Low Wang et al (2021)³³ evaluated the risk profile of critical limb ischemia (CLI) patients with diabetes (n=716) compared to CLI patients without diabetes (n=817) from the VOYAGER PAD study.

• Of the 6564 patients undergoing revascularization in the VOYAGER PAD study, 1533 presented with CLI.
• The HR for the primary outcome at 3 years in CLI patients (all high risk) was 0.85, 95% CI: 0.69-1.05, with higher risk in the patients with diabetes (28.8%) vs patients without diabetes (20.7%).
• The benefit and bleeding risk of XARELTO was consistent regardless of diabetes status in CLI patients.

Sharma et al (2023)¹⁵ conducted a post hoc analysis of the COMMANDER-HF study that compared the efficacy and safety of low-dose XARELTO in heart failure patients with sinus rhythm and coronary disease with diabetes vs without diabetes.

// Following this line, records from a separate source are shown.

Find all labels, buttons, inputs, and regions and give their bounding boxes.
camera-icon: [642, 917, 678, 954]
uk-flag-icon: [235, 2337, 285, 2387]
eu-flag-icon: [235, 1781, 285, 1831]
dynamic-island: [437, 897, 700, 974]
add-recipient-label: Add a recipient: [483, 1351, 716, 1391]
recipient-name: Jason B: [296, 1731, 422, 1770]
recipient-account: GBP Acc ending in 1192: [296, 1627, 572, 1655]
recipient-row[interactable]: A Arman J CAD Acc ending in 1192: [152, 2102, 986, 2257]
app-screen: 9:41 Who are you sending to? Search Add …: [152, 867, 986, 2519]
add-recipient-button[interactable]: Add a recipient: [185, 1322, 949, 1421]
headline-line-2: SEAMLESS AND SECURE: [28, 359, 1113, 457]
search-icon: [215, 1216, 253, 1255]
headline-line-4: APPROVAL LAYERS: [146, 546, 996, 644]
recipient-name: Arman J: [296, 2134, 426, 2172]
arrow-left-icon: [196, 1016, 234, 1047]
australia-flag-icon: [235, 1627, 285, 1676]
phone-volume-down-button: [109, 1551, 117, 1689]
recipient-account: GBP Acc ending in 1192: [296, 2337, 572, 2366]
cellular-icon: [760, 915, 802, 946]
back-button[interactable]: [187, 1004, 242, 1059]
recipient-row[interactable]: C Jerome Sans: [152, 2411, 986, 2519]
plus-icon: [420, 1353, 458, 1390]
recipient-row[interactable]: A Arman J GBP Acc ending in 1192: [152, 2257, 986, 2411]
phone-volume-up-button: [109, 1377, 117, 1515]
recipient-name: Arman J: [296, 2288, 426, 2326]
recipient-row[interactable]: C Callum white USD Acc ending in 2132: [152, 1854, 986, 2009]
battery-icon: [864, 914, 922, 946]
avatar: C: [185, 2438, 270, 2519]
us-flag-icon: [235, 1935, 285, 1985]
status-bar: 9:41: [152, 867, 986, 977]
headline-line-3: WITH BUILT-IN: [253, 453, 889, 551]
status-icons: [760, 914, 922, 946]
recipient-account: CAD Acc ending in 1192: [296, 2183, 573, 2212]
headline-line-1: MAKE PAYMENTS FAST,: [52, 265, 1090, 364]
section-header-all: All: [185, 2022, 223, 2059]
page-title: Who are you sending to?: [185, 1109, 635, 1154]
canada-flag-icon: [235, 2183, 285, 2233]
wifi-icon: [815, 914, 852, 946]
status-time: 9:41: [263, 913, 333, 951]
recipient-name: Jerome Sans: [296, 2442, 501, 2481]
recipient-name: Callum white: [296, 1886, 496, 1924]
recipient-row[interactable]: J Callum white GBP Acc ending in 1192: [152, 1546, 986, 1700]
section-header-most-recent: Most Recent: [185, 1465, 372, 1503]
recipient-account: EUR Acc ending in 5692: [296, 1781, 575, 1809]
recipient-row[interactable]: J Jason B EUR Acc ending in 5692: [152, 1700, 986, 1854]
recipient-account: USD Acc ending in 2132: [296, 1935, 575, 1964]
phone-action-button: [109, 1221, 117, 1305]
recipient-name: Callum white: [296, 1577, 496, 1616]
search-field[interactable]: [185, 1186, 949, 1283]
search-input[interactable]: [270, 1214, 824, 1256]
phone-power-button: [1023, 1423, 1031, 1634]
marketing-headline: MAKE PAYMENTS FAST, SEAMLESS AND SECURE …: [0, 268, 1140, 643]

• Of the 5022 patients randomized in the COMMANDER-HF study, 2052 and 2970 were with and without diabetes, respectively.
• The median (interquartile range) age was 66 (59-74) years in both groups; 24.9% vs 21.5% of patients were female with vs without diabetes.
• The primary efficacy outcome was a composite of death, nonfatal MI, or nonfatal stroke. The primary safety outcome was a composite of fatal bleeding and bleeding into a critical space with a potential for permanent disability.
• The event rates per 100 PY for the primary efficacy outcome were 16.23 vs 11.81 for patients with vs without diabetes (adjusted HR, 1.34; 95% CI, 1.19-1.50).
• The event rates per 100 PY for the primary safety outcome were 0.47 vs 0.38 for patients with vs without diabetes (adjusted HR, 1.06; 95% CI, 0.56-2.01).
• The risk of CV death, nonfatal MI, or nonfatal stroke was similar in patients with diabetes (adjusted HR, 1.00; 95% CI, 0.85-1.18) and without diabetes (adjusted HR 0.90; 95% CI, 0.77-1.04; P_interaction=0.32).
• No interaction was found between diabetes and XARELTO treatment with respect to fatal bleeding or bleeding into a critical space with a potential for permanent disability in patients with diabetes (adjusted HR, 0.81; 95% CI, 0.32-2.06) and without diabetes (adjusted HR, 0.76; 95% CI, 0.33-1.74; P_interaction =0.92).

LITERATURE SEARCH

A literature search of MEDLINE^®, EMBASE^®, BIOSIS Previews^®, Derwent^® (and/or other resources, including internal/external databases) was conducted on 11 November 2024.